Re: XML::LibXML - parsing question!!
by Jenda (Abbot) on Dec 21, 2009 at 11:38 UTC
    I am sticking with XML::LibXML; especially because I need to be validating my input with a local schema prior to the actual parsing.

    Then validate the input prior to actual parsing and do not let the choice of validator affect your choice of parser (extractor).

    if you want to do something with the action_request/info_requoest right away:

    use strict; use XML::Rules; my $parser = XML::Rules->new( stripspaces => 7, namespaces => { 'http://www.somedomain.tld/market_reg/admin_server/1.0' => '', 'http://www.w3.org/2001/XMLSchema-instance' => 'xsi', }, rules => { _default => 'content', instance_information => 'as is', 'action_request,info_request' => sub { my ($tag,$attr) = @_; print $attr->{action}, "\n"; while ( my ($k,$v) = each %{$attr->{instance_information}} +) { print " $k: $v\n"; } print "\n"; return; }, }, ); $parser->parse(\*DATA); __DATA__ <?xml version="1.0" encoding="UTF-8"?> <instruction_request xmlns="http://www.somedomain.tld/market_reg/admin +_server/1.0" xmlns:xsi="http://www.w3.org/2001/XMLSchema-instance" xsi:schemaLocation="http://www.somedomain.tld/market_reg/admin_ser +ver/1.0 admin_server.xsd"> <request> ...

    if you want to extract the data and just the data:

    use strict; use XML::Rules; my $parser = XML::Rules->new( stripspaces => 7, namespaces => { 'http://www.somedomain.tld/market_reg/admin_server/1.0' => '', 'http://www.w3.org/2001/XMLSchema-instance' => 'xsi', }, rules => { _default => 'content', instance_information => 'pass', 'action_request,info_request' => 'pass', 'request' => 'as array', 'instruction_request' => sub {$_[1]->{request}}, }, ); my $data = $parser->parse(\*DATA); use Data::Dumper; print Dumper($data); __DATA__ ...

    if you need to distinguish between action and info requests:

    ... 'action_request,info_request' => sub { my ($tag, $attr) = @_; +$attr->{type} = $tag; return %{$attr}}, ...

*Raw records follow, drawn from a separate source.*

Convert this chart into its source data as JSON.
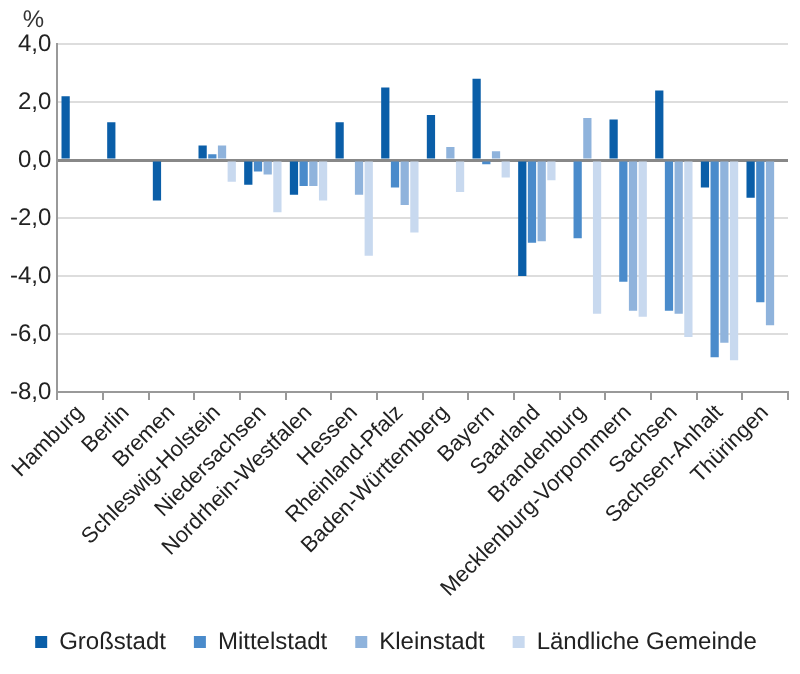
{
  "chart_data": {
    "type": "bar",
    "ylabel": "%",
    "categories": [
      "Hamburg",
      "Berlin",
      "Bremen",
      "Schleswig-Holstein",
      "Niedersachsen",
      "Nordrhein-Westfalen",
      "Hessen",
      "Rheinland-Pfalz",
      "Baden-Württemberg",
      "Bayern",
      "Saarland",
      "Brandenburg",
      "Mecklenburg-Vorpommern",
      "Sachsen",
      "Sachsen-Anhalt",
      "Thüringen"
    ],
    "series": [
      {
        "name": "Großstadt",
        "color": "#0a5ea8",
        "values": [
          2.2,
          1.3,
          -1.4,
          0.5,
          -0.85,
          -1.2,
          1.3,
          2.5,
          1.55,
          2.8,
          -4.0,
          0.05,
          1.4,
          2.4,
          -0.95,
          -1.3
        ]
      },
      {
        "name": "Mittelstadt",
        "color": "#4a8bcb",
        "values": [
          null,
          null,
          null,
          0.2,
          -0.4,
          -0.9,
          0,
          -0.95,
          0.05,
          -0.15,
          -2.85,
          -2.7,
          -4.2,
          -5.2,
          -6.8,
          -4.9
        ]
      },
      {
        "name": "Kleinstadt",
        "color": "#8fb3dc",
        "values": [
          null,
          null,
          null,
          0.5,
          -0.5,
          -0.9,
          -1.2,
          -1.55,
          0.45,
          0.3,
          -2.8,
          1.45,
          -5.2,
          -5.3,
          -6.3,
          -5.7
        ]
      },
      {
        "name": "Ländliche Gemeinde",
        "color": "#c8d9ef",
        "values": [
          null,
          null,
          null,
          -0.75,
          -1.8,
          -1.4,
          -3.3,
          -2.5,
          -1.1,
          -0.6,
          -0.7,
          -5.3,
          -5.4,
          -6.1,
          -6.9,
          null
        ]
      }
    ],
    "ylim": [
      -8,
      4
    ],
    "yticks": [
      {
        "value": 4,
        "label": "4,0"
      },
      {
        "value": 2,
        "label": "2,0"
      },
      {
        "value": 0,
        "label": "0,0"
      },
      {
        "value": -2,
        "label": "-2,0"
      },
      {
        "value": -4,
        "label": "-4,0"
      },
      {
        "value": -6,
        "label": "-6,0"
      },
      {
        "value": -8,
        "label": "-8,0"
      }
    ],
    "grid": "y",
    "legend": "bottom"
  }
}
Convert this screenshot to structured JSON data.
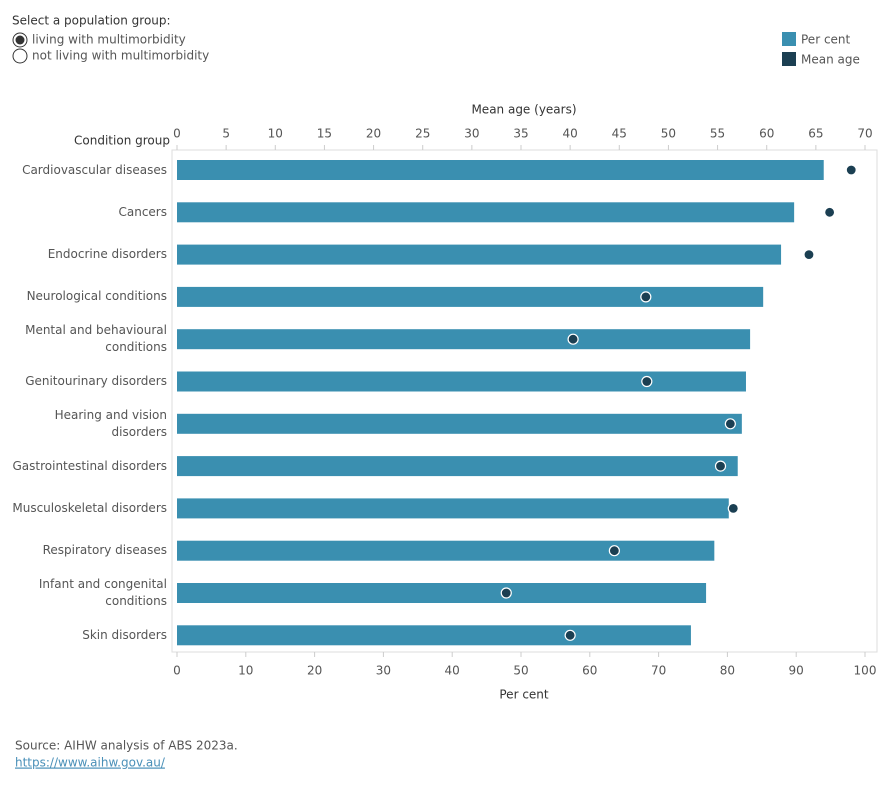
{
  "controls": {
    "label": "Select a population group:",
    "options": [
      "living with multimorbidity",
      "not living with multimorbidity"
    ],
    "selected": 0
  },
  "chart_data": {
    "type": "bar",
    "categories_title": "Condition group",
    "categories": [
      "Cardiovascular diseases",
      "Cancers",
      "Endocrine disorders",
      "Neurological conditions",
      "Mental and behavioural conditions",
      "Genitourinary disorders",
      "Hearing and vision disorders",
      "Gastrointestinal disorders",
      "Musculoskeletal disorders",
      "Respiratory diseases",
      "Infant and congenital conditions",
      "Skin disorders"
    ],
    "series": [
      {
        "name": "Per cent",
        "color": "#3a8fb0",
        "axis": "x",
        "values": [
          94.0,
          89.7,
          87.8,
          85.2,
          83.3,
          82.7,
          82.1,
          81.5,
          80.2,
          78.1,
          76.9,
          74.7
        ]
      },
      {
        "name": "Mean age",
        "color": "#1b3f52",
        "axis": "x2",
        "values": [
          68.6,
          66.4,
          64.3,
          47.7,
          40.3,
          47.8,
          56.3,
          55.3,
          56.6,
          44.5,
          33.5,
          40.0
        ]
      }
    ],
    "xlabel": "Per cent",
    "xlim": [
      0,
      100
    ],
    "xticks": [
      0,
      10,
      20,
      30,
      40,
      50,
      60,
      70,
      80,
      90,
      100
    ],
    "x2label": "Mean age (years)",
    "x2lim": [
      0,
      70
    ],
    "x2ticks": [
      0,
      5,
      10,
      15,
      20,
      25,
      30,
      35,
      40,
      45,
      50,
      55,
      60,
      65,
      70
    ]
  },
  "footer": {
    "source": "Source: AIHW analysis of ABS 2023a.",
    "link": "https://www.aihw.gov.au/"
  }
}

    In the first case only the data of one <request> are in memory at any time, in the others the whole data ends in memory, but trimmed down substantially.

    Jenda
    Enoch was right!
    Enjoy the last years of Rome.

      Hi Jenda,

      Thanks for the feedback.

      The idea of validating before parsing is indeed what I intend to do in my final project. I was just doing a dry run in a test script to get comfortable with the modules before making changes to my code branch.

      That being said, good thoughts!! I will take a look at the XML::Rules module. I am currently upgrading my libxml2 on my mac. It comes with 2.6.16 installed and the latest is 2.7* .... that being said, I have a pretty rudimentary regex and it should pass. It passes in my XML Editor when it validates against the said XML Schema.